In such setups, API3 data feeds need to be treated differently due to OEV considerations. Specifically, the vast majority of OEV is extracted during times of volatility, and letting other oracle solutions interfere during such times may result in losing out on a significant amount of OEV revenue. In practice, this will play out as an OEV searcher bidding a significant amount for a detected OEV opportunity, only to realize after the auction ends that the dApp now defers to a non-API3 data feed and the OEV opportunity no longer exists. Such ambiguity will put off OEV searchers from your dApp, or cause them to bid much less to hedge the risk, reducing your OEV Rewards.
The golden standard is only using API3 data feeds, in which case OEV searchers will be able to bid on OEV opportunities with full confidence, knowing that they will be able to extract if they win the auction. If you must use API3 data feeds as your primary source with another solution as fallback, you should tolerate as much inconsistency as possible.
💡 Tip
We recommend you to tolerate at least 10% inconsistency. Based on our analysis, any less will hinder OEV extraction during times of high volatility.
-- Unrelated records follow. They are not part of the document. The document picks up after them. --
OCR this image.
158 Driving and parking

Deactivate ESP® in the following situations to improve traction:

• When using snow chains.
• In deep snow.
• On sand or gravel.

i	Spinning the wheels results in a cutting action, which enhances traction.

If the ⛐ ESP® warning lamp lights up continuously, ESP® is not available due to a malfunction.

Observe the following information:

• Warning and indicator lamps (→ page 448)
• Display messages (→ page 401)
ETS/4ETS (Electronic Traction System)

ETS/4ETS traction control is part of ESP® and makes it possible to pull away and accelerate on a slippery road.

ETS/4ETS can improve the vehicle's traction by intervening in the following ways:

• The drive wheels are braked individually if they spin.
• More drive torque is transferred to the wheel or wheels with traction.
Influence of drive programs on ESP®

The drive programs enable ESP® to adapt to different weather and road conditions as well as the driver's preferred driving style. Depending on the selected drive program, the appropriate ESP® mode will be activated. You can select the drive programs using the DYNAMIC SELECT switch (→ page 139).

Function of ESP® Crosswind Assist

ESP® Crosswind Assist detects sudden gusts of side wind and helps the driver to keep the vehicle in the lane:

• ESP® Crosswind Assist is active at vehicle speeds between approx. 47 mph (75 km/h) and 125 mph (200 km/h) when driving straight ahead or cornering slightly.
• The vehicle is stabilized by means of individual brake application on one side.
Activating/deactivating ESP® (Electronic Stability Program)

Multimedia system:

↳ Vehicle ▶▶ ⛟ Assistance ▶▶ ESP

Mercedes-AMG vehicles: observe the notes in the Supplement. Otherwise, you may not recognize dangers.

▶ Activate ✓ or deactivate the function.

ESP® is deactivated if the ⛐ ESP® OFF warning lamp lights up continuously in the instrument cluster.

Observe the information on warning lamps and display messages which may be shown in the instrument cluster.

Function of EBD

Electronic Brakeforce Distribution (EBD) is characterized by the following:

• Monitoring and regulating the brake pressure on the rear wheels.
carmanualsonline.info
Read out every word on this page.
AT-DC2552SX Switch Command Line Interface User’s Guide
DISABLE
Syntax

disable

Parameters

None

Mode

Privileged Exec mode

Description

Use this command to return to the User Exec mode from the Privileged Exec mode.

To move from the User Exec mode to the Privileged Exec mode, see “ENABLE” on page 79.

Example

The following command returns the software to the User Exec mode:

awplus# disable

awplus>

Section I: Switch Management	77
Note that using API3 data feeds for only some asset prices still counts as a mixed design. Say a lending platform uses the ETH/USD API3 data feed, and the USDT/USD data feed of another oracle solution. A user takes out a USDT loan with ETH collateral, and the following price action renders the position liquidatable once the ETH/USD data feed is updated. Even if an OEV searcher detects the opportunity, they must consider that a rogue USDT/USD update by the other oracle solution may expose it to the public before they can claim it, which causes them to avoid bidding a fair amount.
💰 Financial
It is up to you to maximize your OEV Rewards by integrating correctly. Not maximizing OEV Rewards causes loss of profits and thus is a security issue.